Myra’nın yüzüne yavaşça bir gülümseme yayıldı. “Eşini buldun, değil mi? Bu yüzden ağabeyim seni buraya kadar takip etti. Bu yüzden dışarıya çıkarken çok sinirliydi.”
Bakışlarımı yere indirdim. “Lütfen ona yarın beni reddedebileceğini söyle. Doğum günümde böyle bir acı yaşamak istemiyorum.”
Myra birden başıma vurunca irkildim. “Neden böyle düşünüyorsun? Aylardır eşinin ne zaman ortaya çıkacağı konusunda endişeleniyor. Neden kaçtın?”
Gözlerim dolmuştu. “O sürümüzün gelecekteki Alfa’sı. Ben bu hayatı hak etmiyorum. Ben bir dışlananım.Kollarımdaki çürüklere bak. Onun eşi olabilmemin imkânı yok. Hırpalandım, kırıldım ve istismar edildim.”
Kollarını bana doladı. “Çok heyecanlanacak. Söz veriyorum. Bir düşünsene. Kız kardeşim olacaksın. En iyi arkadaş ve aile olacağız.”
Geri çekilip ona baktım. “Ondan uzak durmama yardım et, lütfen. Bu tür bir ilgiye hazır değilim. Şu anda herkes benden nefret ediyor zaten. Bunu öğrendiklerinde daha da kötü olacak. Özellik de bu onu Macie’den uzaklaştırmak anlamına geldiği için hepsi bana zarar vermek isteyecek.”
Myra homurdandı. “Macie bugünün geleceğini biliyordu. Artık hayatımızdan çıkacak olması umurumda değil. Ailemin bir parçası olacağına inanamıyorum. Hep olmak istediğimiz kız kardeşler olacağız. Ve Drake seni eşi olarak tanıttığında, kimse gelecekteki Luna’ya dokunmaya cesaret edemeyecek.”
Onu itip kapıya doğru yöneldim. “Anlamıyorsun Myra. Bunu yapamam. İçimde yok bir kere. Kurdum yıllardır kendini göstermedi. Benim gibi biri bir sürüye nasıl liderlik edebilir? Drake’in güçlü birine ihtiyacı var, bu zayıf, acınası kıza değil.”

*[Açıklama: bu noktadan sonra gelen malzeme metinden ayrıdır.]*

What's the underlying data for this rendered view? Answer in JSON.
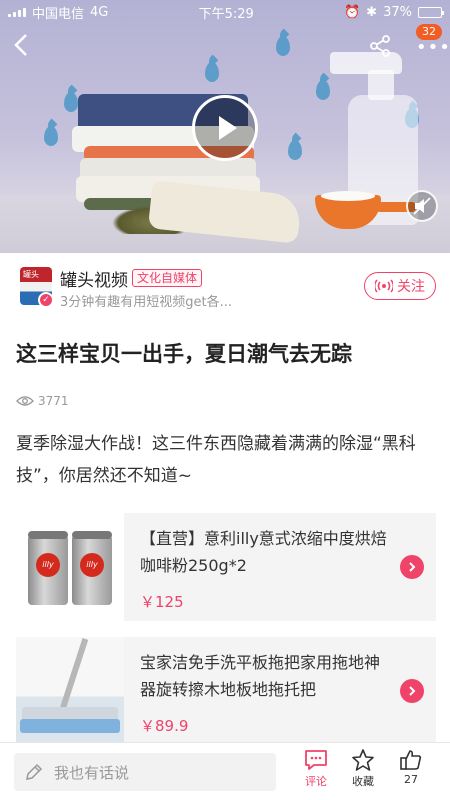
{
  "status_bar": {
    "carrier": "中国电信",
    "network": "4G",
    "time": "下午5:29",
    "battery": "37%",
    "battery_level": 0.37
  },
  "video": {
    "notification_count": "32",
    "icons": {
      "back": "back-arrow-icon",
      "share": "share-icon",
      "more": "more-icon",
      "play": "play-icon",
      "mute": "mute-icon"
    }
  },
  "author": {
    "name": "罐头视频",
    "tag": "文化自媒体",
    "description": "3分钟有趣有用短视频get各...",
    "follow_label": "关注",
    "avatar_text": "罐头"
  },
  "article": {
    "title": "这三样宝贝一出手，夏日潮气去无踪",
    "views": "3771",
    "description": "夏季除湿大作战！这三件东西隐藏着满满的除湿“黑科技”，你居然还不知道~"
  },
  "products": [
    {
      "title": "【直营】意利illy意式浓缩中度烘焙咖啡粉250g*2",
      "price": "￥125"
    },
    {
      "title": "宝家洁免手洗平板拖把家用拖地神器旋转擦木地板地拖托把",
      "price": "￥89.9"
    }
  ],
  "bottom_bar": {
    "comment_placeholder": "我也有话说",
    "comment_label": "评论",
    "favorite_label": "收藏",
    "like_count": "27"
  },
  "colors": {
    "accent": "#f0436a",
    "badge": "#f25d23",
    "price": "#f0436a"
  }
}
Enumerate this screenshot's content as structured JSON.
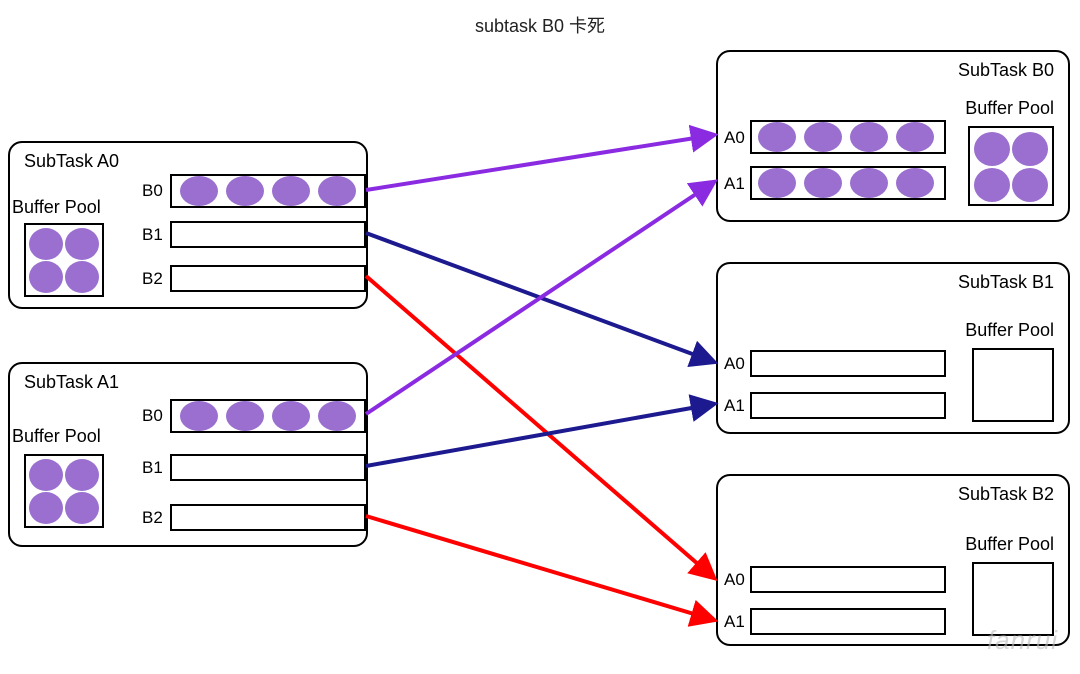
{
  "title": "subtask B0 卡死",
  "watermark": "fanrui",
  "tasks": {
    "A0": {
      "title": "SubTask A0",
      "bufferPool": "Buffer Pool",
      "queues": [
        "B0",
        "B1",
        "B2"
      ]
    },
    "A1": {
      "title": "SubTask A1",
      "bufferPool": "Buffer Pool",
      "queues": [
        "B0",
        "B1",
        "B2"
      ]
    },
    "B0": {
      "title": "SubTask B0",
      "bufferPool": "Buffer Pool",
      "queues": [
        "A0",
        "A1"
      ]
    },
    "B1": {
      "title": "SubTask B1",
      "bufferPool": "Buffer Pool",
      "queues": [
        "A0",
        "A1"
      ]
    },
    "B2": {
      "title": "SubTask B2",
      "bufferPool": "Buffer Pool",
      "queues": [
        "A0",
        "A1"
      ]
    }
  },
  "chart_data": {
    "type": "diagram",
    "description": "Flink subtask backpressure diagram: SubTask B0 is stuck (卡死). Two upstream subtasks A0 and A1 each have output queues B0/B1/B2 and a Buffer Pool. Three downstream subtasks B0/B1/B2 each have input queues A0/A1 and a Buffer Pool.",
    "upstream": [
      {
        "name": "SubTask A0",
        "buffer_pool_full": true,
        "output_queues": [
          {
            "to": "B0",
            "full": true
          },
          {
            "to": "B1",
            "full": false
          },
          {
            "to": "B2",
            "full": false
          }
        ]
      },
      {
        "name": "SubTask A1",
        "buffer_pool_full": true,
        "output_queues": [
          {
            "to": "B0",
            "full": true
          },
          {
            "to": "B1",
            "full": false
          },
          {
            "to": "B2",
            "full": false
          }
        ]
      }
    ],
    "downstream": [
      {
        "name": "SubTask B0",
        "stuck": true,
        "buffer_pool_full": true,
        "input_queues": [
          {
            "from": "A0",
            "full": true
          },
          {
            "from": "A1",
            "full": true
          }
        ]
      },
      {
        "name": "SubTask B1",
        "stuck": false,
        "buffer_pool_full": false,
        "input_queues": [
          {
            "from": "A0",
            "full": false
          },
          {
            "from": "A1",
            "full": false
          }
        ]
      },
      {
        "name": "SubTask B2",
        "stuck": false,
        "buffer_pool_full": false,
        "input_queues": [
          {
            "from": "A0",
            "full": false
          },
          {
            "from": "A1",
            "full": false
          }
        ]
      }
    ],
    "edges": [
      {
        "from": "A0.B0",
        "to": "B0.A0",
        "color": "purple"
      },
      {
        "from": "A0.B1",
        "to": "B1.A0",
        "color": "darkblue"
      },
      {
        "from": "A0.B2",
        "to": "B2.A0",
        "color": "red"
      },
      {
        "from": "A1.B0",
        "to": "B0.A1",
        "color": "purple"
      },
      {
        "from": "A1.B1",
        "to": "B1.A1",
        "color": "darkblue"
      },
      {
        "from": "A1.B2",
        "to": "B2.A1",
        "color": "red"
      }
    ],
    "colors": {
      "purple": "#8a2be2",
      "darkblue": "#1d1a8f",
      "red": "#ff0000",
      "buffer": "#9a6fcf"
    }
  }
}
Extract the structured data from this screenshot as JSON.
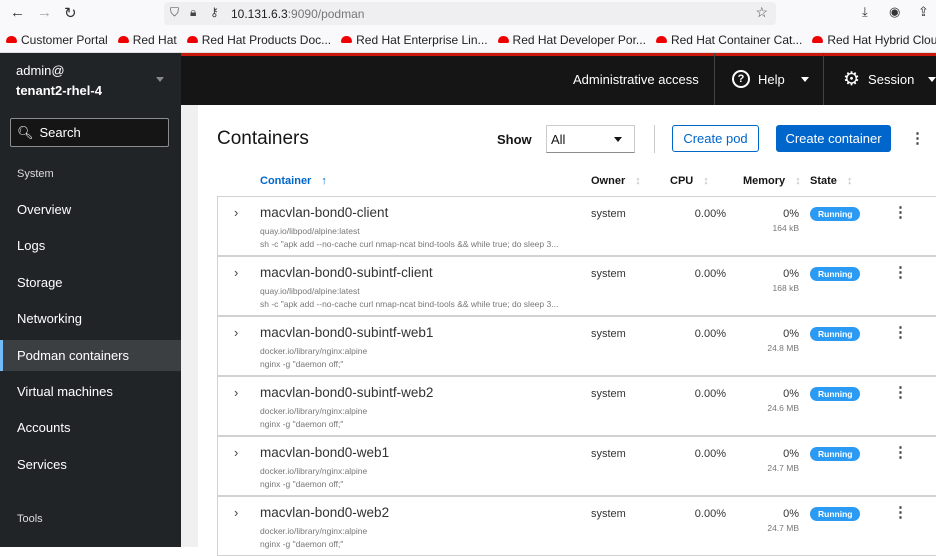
{
  "browser": {
    "url_host": "10.131.6.3",
    "url_path": ":9090/podman"
  },
  "bookmarks": [
    "Customer Portal",
    "Red Hat",
    "Red Hat Products Doc...",
    "Red Hat Enterprise Lin...",
    "Red Hat Developer Por...",
    "Red Hat Container Cat...",
    "Red Hat Hybrid Cloud ..."
  ],
  "header": {
    "user": "admin@",
    "host": "tenant2-rhel-4",
    "admin_access": "Administrative access",
    "help": "Help",
    "session": "Session"
  },
  "sidebar": {
    "search": "Search",
    "section_system": "System",
    "items": [
      "Overview",
      "Logs",
      "Storage",
      "Networking",
      "Podman containers",
      "Virtual machines",
      "Accounts",
      "Services"
    ],
    "section_tools": "Tools",
    "active": "Podman containers"
  },
  "main": {
    "title": "Containers",
    "show_label": "Show",
    "show_value": "All",
    "create_pod": "Create pod",
    "create_container": "Create container"
  },
  "table": {
    "headers": {
      "container": "Container",
      "owner": "Owner",
      "cpu": "CPU",
      "memory": "Memory",
      "state": "State"
    },
    "rows": [
      {
        "name": "macvlan-bond0-client",
        "image": "quay.io/libpod/alpine:latest",
        "command": "sh -c \"apk add --no-cache curl nmap-ncat bind-tools && while true; do sleep 3...",
        "owner": "system",
        "cpu": "0.00%",
        "mem": "0%",
        "mem_size": "164 kB",
        "state": "Running"
      },
      {
        "name": "macvlan-bond0-subintf-client",
        "image": "quay.io/libpod/alpine:latest",
        "command": "sh -c \"apk add --no-cache curl nmap-ncat bind-tools && while true; do sleep 3...",
        "owner": "system",
        "cpu": "0.00%",
        "mem": "0%",
        "mem_size": "168 kB",
        "state": "Running"
      },
      {
        "name": "macvlan-bond0-subintf-web1",
        "image": "docker.io/library/nginx:alpine",
        "command": "nginx -g \"daemon off;\"",
        "owner": "system",
        "cpu": "0.00%",
        "mem": "0%",
        "mem_size": "24.8 MB",
        "state": "Running"
      },
      {
        "name": "macvlan-bond0-subintf-web2",
        "image": "docker.io/library/nginx:alpine",
        "command": "nginx -g \"daemon off;\"",
        "owner": "system",
        "cpu": "0.00%",
        "mem": "0%",
        "mem_size": "24.6 MB",
        "state": "Running"
      },
      {
        "name": "macvlan-bond0-web1",
        "image": "docker.io/library/nginx:alpine",
        "command": "nginx -g \"daemon off;\"",
        "owner": "system",
        "cpu": "0.00%",
        "mem": "0%",
        "mem_size": "24.7 MB",
        "state": "Running"
      },
      {
        "name": "macvlan-bond0-web2",
        "image": "docker.io/library/nginx:alpine",
        "command": "nginx -g \"daemon off;\"",
        "owner": "system",
        "cpu": "0.00%",
        "mem": "0%",
        "mem_size": "24.7 MB",
        "state": "Running"
      }
    ]
  }
}
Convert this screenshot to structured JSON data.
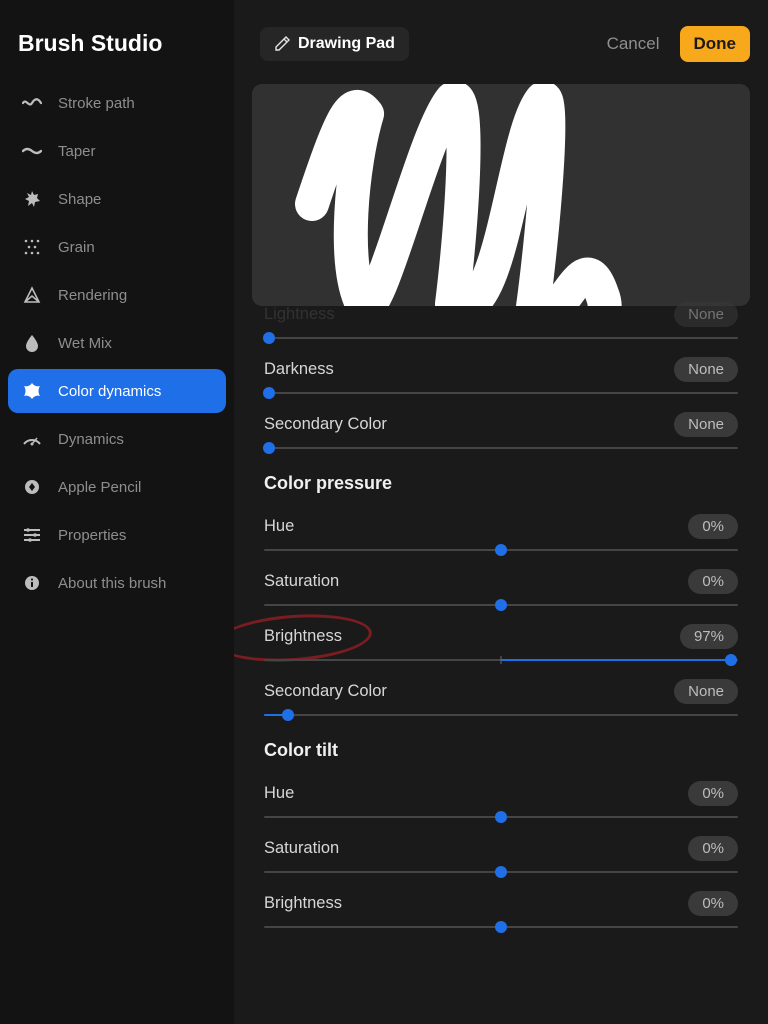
{
  "app_title": "Brush Studio",
  "sidebar": {
    "items": [
      {
        "label": "Stroke path",
        "icon": "stroke-path-icon"
      },
      {
        "label": "Taper",
        "icon": "taper-icon"
      },
      {
        "label": "Shape",
        "icon": "shape-icon"
      },
      {
        "label": "Grain",
        "icon": "grain-icon"
      },
      {
        "label": "Rendering",
        "icon": "rendering-icon"
      },
      {
        "label": "Wet Mix",
        "icon": "wet-mix-icon"
      },
      {
        "label": "Color dynamics",
        "icon": "color-dynamics-icon",
        "active": true
      },
      {
        "label": "Dynamics",
        "icon": "dynamics-icon"
      },
      {
        "label": "Apple Pencil",
        "icon": "apple-pencil-icon"
      },
      {
        "label": "Properties",
        "icon": "properties-icon"
      },
      {
        "label": "About this brush",
        "icon": "about-icon"
      }
    ]
  },
  "topbar": {
    "drawing_pad": "Drawing Pad",
    "cancel": "Cancel",
    "done": "Done"
  },
  "settings": {
    "partial_top": {
      "label": "Lightness",
      "value": "None",
      "thumb_pct": 1,
      "fill_from": 0,
      "fill_to": 1
    },
    "jitter_darkness": {
      "label": "Darkness",
      "value": "None",
      "thumb_pct": 1,
      "fill_from": 0,
      "fill_to": 1
    },
    "jitter_secondary": {
      "label": "Secondary Color",
      "value": "None",
      "thumb_pct": 1,
      "fill_from": 0,
      "fill_to": 1
    },
    "section_pressure": "Color pressure",
    "pressure_hue": {
      "label": "Hue",
      "value": "0%",
      "thumb_pct": 50,
      "center": true
    },
    "pressure_saturation": {
      "label": "Saturation",
      "value": "0%",
      "thumb_pct": 50,
      "center": true
    },
    "pressure_brightness": {
      "label": "Brightness",
      "value": "97%",
      "thumb_pct": 98.5,
      "center": true,
      "fill_from": 50,
      "fill_to": 98.5,
      "annotated": true
    },
    "pressure_secondary": {
      "label": "Secondary Color",
      "value": "None",
      "thumb_pct": 5,
      "fill_from": 0,
      "fill_to": 5
    },
    "section_tilt": "Color tilt",
    "tilt_hue": {
      "label": "Hue",
      "value": "0%",
      "thumb_pct": 50,
      "center": true
    },
    "tilt_saturation": {
      "label": "Saturation",
      "value": "0%",
      "thumb_pct": 50,
      "center": true
    },
    "tilt_brightness": {
      "label": "Brightness",
      "value": "0%",
      "thumb_pct": 50,
      "center": true
    }
  }
}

Kapıyı açtım ve koridoru taradım. Temiz olduğunu görünce dolabıma dönüp sırt çantamı aldım. Myra beni sınıfa doğru takip ederken, bakışlara ve fısıltılara aldırmadan her zamanki yerimize oturduk. Öğretmen ileri düzey kimya dersine başlamıştı ama kurdum kafamın içinde volta atıyor, konsantre olmamı zorlaştırıyordu.
Biraz sakin olur musun? Üniversiteye girmek için bu dersi geçmem gerekiyor, dedim. Kaşlarım öfkeyle çatılmıştı.
Gözlerini bir kez daha bana çevirerek yere uzandı. Eşimizi buldun. Ne yapmam gerekiyor? Öylece uzanıp kendine gelmeni mi bekleyeyim? Kokumuzu aldığında korkmuş bir tavşan gibi kaçtın. Şimdi bizi bulana kadar peşimizde olacak. Bununla yüzleşmelisin, sen bu sürünün gelecekteki Luna’sısın.
Birden öğretmenin sesi beni gerçeğe geri döndürdü. “Addy,” dedi. “Soruya cevap verir misin lütfen?”
Boğazımı temizledim. Doğru cevabı verebilmem için kurdum kaçırdığım soruyu kafamda tekrarlıyordu.